Sue Paterno painted the Nittany Lion shrine Syracuse orange.
In 1966, Joe Paterno’s first season as head football coach at Penn State University, Joe’s wife enlisted the wives of assistant coaches to paint the famed statue on the Penn State campus orange, the color of hated rival Syracuse University.
Sue wanted to unite students and fans behind her husband’s team. Penn State lost that game but JoePa’s influence has been felt from Happy Valley to Syracuse ever since.
Paterno, head coach of the Penn State football team for the past 46 seasons, was laid to rest Wednesday in a private ceremony amongst family, friends and former players as mourners lined the streets of State College, Pa.
He was 85 years old.
Paterno passed away last Sunday following a brief battle with lung cancer. His death came just two-and-a-half months after being fired by Penn State’s Board of Trustees for his role in the 50-plus counts of child sex abuse levied against former assistant coach Jerry Sandusky.
Since the scandal broke this past fall, there have been countless articles and opinion pieces defending Paterno’s legacy or decrying his failure to defend the defenseless.
Penn State alumni on SU’s campus believe that Paterno’s mistakes should not be all that define his legacy.

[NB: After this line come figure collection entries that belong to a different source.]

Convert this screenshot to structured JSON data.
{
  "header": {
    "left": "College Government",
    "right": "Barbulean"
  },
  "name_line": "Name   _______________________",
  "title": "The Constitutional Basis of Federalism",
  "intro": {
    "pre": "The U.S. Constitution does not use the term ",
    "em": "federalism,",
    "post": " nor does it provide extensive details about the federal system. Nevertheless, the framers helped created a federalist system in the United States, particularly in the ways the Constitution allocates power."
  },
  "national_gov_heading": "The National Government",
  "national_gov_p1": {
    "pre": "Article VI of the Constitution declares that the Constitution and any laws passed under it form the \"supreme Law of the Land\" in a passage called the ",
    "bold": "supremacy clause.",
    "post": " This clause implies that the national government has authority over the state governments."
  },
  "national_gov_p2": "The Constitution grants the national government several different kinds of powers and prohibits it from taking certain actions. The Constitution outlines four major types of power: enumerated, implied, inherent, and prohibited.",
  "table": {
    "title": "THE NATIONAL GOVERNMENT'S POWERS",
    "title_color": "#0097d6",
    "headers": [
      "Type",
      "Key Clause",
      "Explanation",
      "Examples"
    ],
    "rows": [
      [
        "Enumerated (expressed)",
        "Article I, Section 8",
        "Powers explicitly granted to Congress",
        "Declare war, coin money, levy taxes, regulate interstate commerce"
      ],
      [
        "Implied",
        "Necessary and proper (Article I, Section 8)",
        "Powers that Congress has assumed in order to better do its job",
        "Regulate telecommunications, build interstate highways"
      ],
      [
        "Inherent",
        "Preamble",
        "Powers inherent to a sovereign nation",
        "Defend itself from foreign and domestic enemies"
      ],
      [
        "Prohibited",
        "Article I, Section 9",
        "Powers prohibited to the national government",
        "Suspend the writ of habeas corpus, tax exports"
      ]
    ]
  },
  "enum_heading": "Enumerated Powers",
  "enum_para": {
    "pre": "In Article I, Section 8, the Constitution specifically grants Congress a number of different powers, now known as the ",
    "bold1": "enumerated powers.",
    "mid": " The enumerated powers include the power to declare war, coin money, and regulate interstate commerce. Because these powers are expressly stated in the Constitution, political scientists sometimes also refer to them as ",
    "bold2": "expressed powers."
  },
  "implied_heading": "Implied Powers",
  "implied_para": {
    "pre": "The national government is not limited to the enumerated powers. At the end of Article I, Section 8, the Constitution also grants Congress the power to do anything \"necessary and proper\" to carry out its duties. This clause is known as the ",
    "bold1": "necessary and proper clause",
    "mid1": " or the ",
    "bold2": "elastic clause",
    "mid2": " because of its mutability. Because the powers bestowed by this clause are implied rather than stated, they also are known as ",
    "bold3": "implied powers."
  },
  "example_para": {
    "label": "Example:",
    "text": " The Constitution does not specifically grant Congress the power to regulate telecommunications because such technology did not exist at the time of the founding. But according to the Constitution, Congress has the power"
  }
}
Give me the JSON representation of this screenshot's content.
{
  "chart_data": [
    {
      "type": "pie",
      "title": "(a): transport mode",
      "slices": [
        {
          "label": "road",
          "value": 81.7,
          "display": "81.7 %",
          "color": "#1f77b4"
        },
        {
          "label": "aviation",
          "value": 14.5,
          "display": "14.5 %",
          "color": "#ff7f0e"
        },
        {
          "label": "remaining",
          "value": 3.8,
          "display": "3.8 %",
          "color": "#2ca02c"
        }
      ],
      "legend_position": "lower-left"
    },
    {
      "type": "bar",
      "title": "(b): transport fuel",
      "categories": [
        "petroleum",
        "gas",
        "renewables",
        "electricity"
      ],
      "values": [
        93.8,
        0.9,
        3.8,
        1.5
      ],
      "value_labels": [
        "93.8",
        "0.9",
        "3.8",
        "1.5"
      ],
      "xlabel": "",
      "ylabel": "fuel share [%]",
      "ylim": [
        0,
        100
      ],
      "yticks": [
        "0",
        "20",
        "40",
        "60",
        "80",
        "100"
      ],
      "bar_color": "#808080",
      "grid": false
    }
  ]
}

“I don't think his role in the Sandusky scandal should overshadow the 62 years of good work he did for the university,” said Professor Brad Gorham, chair of the communications department at the S.I. Newhouse School of Public Communications and a class of 1990 Penn State graduate, via email. “But it cannot and should not be forgotten.”
Sarah Desantis, an arts journalism graduate student at Newhouse and 2010 Penn State graduate echoed Professor Gorham’s thoughts.
“You have to keep in mind that Joe Paterno was at the school for over 60 years before the scandal,” DeSantis said. “I saw firsthand the benefit of his charitable donations at the library and through the Paterno Fellows program.”
Paterno will be remembered by Penn State graduates as the mild mannered man on campus who’d casually say hello to them as he passed.
“He really was genuine when it came to caring about academics and his role as a mentor of young people," Gorham said. "He really did not care about the fame or the money."
“In his tenure, [Paterno] tried to set an example of modesty and humility,” Desantis added. “He lived in a middle-class house, drove a car that wasn't any nicer than what I have and walked to work on a regular basis.”
Despite six decades of service to Happy Valley, Paterno will be remembered foremost for what he didn’t do — not for the two national championships, the four undefeated teams or the library that bears his name.
In his recent and final interview with Sally Jenkins of the Washington Post, Paterno said of the sex abuse scandal, “In hindsight, I wish I had done more.”
“I think he really was so old-school that people of his generation just didn't talk about that kind of stuff,” Gorham said. “Some people dismiss that and say ‘How could an 85 year-old man not know about that?’ But I think there is a real generational difference.”
Last Sunday, on a bitter cold winter day, students, faculty and community members gathered around Paterno’s statue outside of Beaver Stadium to mourn their fallen leader. They laid flowers and letters at the foot of his statue, lit candles and sang the alma mater.
On a stonewall behind the statue, under his name, hang three words in gold lettering, “Educator” “Coach” and “Humanitarian.”
“I hope he is remembered as a good man who spent most of his life doing good things for his university and for the young men he had a chance to influence, who also made one serious, tragic error in judgment,” Gorham said.